AA: Paul Leni had launched the haunted house genre with The Cat and the Canary (1927) at Universal Pictures.

To that genre belongs also Seven Footprints to Satan, made during Benjamin Christensen's last year in Hollywood. It was one of the films in which he collaborated with Cornell Woolrich.

Creighton Hale stars as the heir Jim Kirkman who is about to go to darkest Africa to discover the oldest civilization in the world. "You wouldn't last ten days. You haven't even explored the garden of your villa".

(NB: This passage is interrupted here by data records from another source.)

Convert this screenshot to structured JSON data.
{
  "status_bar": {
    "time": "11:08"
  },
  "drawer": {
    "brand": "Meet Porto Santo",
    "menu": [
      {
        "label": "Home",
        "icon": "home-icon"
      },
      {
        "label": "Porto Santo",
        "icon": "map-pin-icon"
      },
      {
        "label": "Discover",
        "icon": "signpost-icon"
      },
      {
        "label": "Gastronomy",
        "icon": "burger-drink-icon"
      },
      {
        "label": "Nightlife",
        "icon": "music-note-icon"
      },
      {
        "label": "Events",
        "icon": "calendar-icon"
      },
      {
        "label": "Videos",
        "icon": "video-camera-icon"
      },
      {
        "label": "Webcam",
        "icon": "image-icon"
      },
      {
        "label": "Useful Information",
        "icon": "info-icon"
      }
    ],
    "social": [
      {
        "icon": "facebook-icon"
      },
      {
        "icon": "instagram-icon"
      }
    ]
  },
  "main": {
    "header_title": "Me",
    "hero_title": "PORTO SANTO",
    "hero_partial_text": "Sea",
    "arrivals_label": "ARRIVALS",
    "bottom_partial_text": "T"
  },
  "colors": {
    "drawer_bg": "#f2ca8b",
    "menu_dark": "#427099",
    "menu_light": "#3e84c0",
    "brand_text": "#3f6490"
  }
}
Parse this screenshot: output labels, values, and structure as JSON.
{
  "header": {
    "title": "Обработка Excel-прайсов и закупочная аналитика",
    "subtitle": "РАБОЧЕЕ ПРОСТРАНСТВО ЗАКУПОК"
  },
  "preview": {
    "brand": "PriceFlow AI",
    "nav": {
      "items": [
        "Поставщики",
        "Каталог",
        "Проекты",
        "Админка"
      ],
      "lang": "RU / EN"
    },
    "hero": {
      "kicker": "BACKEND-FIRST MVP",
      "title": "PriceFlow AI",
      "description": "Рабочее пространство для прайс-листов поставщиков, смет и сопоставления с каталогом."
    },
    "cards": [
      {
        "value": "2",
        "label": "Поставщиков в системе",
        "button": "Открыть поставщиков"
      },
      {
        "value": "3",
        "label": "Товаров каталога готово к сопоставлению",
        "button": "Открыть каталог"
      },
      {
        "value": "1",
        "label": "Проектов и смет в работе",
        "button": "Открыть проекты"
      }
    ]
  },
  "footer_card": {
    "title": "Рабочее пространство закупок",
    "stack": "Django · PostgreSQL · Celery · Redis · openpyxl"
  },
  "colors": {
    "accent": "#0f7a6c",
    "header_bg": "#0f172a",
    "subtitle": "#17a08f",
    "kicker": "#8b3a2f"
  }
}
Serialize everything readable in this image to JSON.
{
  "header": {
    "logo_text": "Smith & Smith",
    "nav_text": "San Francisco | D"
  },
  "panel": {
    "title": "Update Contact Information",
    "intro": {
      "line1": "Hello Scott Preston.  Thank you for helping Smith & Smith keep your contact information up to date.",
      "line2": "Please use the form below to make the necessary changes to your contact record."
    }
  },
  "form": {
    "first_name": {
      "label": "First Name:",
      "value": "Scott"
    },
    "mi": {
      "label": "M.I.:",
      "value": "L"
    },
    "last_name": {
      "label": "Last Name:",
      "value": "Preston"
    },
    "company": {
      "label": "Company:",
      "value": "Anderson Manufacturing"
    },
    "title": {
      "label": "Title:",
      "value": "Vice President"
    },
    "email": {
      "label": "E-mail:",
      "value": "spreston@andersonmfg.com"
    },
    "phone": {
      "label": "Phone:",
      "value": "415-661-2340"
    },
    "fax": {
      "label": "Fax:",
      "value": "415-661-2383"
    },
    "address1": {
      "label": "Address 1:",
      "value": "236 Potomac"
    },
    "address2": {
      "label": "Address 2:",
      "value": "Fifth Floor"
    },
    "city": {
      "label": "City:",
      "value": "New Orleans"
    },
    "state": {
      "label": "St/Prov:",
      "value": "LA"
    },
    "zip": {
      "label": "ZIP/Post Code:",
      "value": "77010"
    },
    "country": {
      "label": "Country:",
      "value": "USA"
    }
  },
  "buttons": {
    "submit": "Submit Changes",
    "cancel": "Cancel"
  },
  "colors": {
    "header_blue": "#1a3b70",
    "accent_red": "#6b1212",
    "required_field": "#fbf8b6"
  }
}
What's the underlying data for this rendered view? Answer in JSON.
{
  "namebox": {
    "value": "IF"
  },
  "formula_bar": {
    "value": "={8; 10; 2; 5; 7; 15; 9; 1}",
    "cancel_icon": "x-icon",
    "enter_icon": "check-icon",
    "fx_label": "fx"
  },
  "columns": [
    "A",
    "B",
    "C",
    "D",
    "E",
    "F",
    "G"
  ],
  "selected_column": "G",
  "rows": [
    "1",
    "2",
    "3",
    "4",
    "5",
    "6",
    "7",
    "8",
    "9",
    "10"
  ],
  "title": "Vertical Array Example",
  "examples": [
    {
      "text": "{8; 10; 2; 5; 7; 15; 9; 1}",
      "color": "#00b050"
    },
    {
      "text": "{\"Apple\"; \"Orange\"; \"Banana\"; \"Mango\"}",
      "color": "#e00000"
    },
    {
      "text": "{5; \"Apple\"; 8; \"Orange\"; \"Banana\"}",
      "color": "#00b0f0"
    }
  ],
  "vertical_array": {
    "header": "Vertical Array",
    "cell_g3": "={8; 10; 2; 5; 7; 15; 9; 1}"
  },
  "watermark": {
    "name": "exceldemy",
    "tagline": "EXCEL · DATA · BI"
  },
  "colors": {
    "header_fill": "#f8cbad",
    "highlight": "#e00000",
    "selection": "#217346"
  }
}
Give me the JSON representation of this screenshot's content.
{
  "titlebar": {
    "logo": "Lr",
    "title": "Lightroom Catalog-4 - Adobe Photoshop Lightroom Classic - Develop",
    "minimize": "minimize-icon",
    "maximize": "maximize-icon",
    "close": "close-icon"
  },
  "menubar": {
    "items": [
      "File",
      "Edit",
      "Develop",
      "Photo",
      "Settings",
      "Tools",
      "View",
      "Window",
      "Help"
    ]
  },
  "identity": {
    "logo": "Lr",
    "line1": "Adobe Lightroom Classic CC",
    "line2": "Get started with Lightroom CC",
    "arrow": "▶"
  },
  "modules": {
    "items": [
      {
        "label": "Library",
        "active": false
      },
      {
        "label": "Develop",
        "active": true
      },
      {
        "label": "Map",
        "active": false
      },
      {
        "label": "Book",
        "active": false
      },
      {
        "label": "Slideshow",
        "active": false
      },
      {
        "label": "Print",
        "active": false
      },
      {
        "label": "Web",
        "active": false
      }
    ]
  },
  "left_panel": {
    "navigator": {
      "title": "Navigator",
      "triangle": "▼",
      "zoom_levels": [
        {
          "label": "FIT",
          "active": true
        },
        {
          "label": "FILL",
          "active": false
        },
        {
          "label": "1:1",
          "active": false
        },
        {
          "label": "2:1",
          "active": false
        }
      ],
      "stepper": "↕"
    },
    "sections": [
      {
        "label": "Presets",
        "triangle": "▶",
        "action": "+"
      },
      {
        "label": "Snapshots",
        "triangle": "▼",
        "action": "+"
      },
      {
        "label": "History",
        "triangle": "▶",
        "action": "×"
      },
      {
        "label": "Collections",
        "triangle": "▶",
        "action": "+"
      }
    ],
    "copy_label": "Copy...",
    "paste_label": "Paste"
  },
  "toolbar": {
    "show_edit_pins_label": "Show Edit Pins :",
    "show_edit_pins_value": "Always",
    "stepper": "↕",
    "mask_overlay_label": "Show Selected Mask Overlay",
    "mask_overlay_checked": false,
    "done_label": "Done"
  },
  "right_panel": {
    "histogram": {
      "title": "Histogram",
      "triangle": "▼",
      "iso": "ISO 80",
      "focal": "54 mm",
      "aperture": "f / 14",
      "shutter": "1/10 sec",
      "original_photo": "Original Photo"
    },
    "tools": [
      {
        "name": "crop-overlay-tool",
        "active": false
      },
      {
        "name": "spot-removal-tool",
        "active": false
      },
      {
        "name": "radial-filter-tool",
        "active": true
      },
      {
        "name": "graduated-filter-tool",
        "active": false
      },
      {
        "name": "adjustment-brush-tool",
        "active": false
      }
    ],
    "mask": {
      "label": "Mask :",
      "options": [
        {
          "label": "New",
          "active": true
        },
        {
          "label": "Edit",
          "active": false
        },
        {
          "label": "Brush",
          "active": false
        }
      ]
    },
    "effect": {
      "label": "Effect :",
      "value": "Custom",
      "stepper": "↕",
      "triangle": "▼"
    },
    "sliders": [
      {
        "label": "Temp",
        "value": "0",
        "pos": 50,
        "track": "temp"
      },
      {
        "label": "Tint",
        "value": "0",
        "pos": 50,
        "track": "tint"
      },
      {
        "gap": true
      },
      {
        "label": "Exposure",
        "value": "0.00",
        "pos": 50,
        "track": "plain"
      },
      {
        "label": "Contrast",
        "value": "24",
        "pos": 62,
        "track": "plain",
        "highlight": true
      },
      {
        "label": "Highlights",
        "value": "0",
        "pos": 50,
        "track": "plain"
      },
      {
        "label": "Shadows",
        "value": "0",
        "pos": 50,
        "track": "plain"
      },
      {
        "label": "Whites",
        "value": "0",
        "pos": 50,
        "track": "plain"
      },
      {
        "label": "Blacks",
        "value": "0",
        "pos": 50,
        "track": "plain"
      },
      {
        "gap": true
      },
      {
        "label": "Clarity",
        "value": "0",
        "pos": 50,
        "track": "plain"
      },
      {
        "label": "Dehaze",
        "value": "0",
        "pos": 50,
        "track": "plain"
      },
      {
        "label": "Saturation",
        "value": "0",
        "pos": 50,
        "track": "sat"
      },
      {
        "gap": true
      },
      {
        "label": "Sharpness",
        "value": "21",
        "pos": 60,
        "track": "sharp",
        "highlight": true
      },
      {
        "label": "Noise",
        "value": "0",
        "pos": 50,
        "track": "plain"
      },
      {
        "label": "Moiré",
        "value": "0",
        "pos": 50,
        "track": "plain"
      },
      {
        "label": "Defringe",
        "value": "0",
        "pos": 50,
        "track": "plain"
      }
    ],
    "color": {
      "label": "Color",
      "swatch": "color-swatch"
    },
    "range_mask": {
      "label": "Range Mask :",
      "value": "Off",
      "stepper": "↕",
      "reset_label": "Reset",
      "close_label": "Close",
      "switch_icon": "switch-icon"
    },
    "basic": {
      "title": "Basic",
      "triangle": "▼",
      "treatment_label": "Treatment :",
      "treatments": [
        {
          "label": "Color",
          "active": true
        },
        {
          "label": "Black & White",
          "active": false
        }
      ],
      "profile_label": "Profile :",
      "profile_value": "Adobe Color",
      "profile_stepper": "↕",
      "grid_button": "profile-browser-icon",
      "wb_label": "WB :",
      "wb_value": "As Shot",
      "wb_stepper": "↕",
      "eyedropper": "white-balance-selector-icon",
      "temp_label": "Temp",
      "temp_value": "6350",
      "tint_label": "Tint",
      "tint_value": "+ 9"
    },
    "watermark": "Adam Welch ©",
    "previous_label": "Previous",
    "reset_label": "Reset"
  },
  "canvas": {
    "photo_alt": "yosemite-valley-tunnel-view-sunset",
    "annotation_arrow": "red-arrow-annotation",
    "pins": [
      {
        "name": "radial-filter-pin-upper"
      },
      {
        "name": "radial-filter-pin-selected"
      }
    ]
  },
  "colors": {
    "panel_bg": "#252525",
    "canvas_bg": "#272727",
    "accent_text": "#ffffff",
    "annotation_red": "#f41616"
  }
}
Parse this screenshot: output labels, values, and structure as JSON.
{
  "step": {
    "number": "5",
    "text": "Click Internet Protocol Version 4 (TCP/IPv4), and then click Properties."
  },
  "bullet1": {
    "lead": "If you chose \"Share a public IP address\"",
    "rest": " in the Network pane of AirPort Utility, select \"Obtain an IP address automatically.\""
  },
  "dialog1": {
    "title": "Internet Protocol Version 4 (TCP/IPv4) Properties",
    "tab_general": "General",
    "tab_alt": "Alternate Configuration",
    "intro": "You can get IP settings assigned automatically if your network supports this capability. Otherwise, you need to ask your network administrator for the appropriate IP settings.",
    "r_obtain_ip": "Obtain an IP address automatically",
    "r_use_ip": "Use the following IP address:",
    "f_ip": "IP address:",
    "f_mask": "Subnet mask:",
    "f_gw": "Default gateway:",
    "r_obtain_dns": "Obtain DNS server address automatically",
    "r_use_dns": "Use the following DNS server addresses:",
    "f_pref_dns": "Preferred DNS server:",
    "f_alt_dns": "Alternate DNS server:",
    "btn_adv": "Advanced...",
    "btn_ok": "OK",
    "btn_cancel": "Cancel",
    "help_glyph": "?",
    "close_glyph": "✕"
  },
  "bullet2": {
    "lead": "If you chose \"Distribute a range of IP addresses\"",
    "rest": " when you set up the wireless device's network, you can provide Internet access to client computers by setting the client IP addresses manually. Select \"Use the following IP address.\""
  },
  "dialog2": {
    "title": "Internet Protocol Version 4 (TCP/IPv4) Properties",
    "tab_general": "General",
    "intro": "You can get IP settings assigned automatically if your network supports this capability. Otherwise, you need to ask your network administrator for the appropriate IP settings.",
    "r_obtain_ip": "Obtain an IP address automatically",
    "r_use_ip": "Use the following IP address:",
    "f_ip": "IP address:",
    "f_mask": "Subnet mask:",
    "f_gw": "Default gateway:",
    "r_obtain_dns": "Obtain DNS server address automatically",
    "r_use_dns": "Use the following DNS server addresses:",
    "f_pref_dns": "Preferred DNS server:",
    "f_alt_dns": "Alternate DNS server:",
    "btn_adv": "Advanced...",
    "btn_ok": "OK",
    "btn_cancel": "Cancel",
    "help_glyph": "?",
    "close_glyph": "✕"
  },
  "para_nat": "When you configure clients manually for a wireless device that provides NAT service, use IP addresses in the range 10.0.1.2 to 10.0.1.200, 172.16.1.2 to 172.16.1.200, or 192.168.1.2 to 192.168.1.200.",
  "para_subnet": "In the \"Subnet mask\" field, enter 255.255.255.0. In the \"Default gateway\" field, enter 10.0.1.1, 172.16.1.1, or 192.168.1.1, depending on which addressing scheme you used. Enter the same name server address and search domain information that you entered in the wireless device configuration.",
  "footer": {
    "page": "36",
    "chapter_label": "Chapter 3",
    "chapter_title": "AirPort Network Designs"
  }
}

There is a scandal at a reception where everybody is not what they seem. Together with his girlfriend Eve (Thelma Todd) Jim is kidnapped to a strange house where they meet exotic figures such as dwarves, an apeman, a man with crutches, a monkey, and Chinese. There is a strange party, perhaps an orgy, with scantily clad ladies, hosted by a man called Satan. In front of him Jim is put to the test of the seven footsteps.

Nothing is what it seems, and an air of perversity and the uncanny lingers. (Someone mentioned Eyes Wide Shut.)

Benjamin Christensen is at home in the dream mode. The sense of the uncanny brings to mind The Island of Lost Souls, The Hour of the Wolf, and Twin Peaks. The plot evokes The Game, but Seven Footprints to Satan is superior.

Shot by Sol Polito, the film is visually exciting with an imagery of darkness, a map of unusual faces, eloquent close-ups and special sets in which we can follow the action on two floors.

The copy is watchable with an occasionally soft and duped look.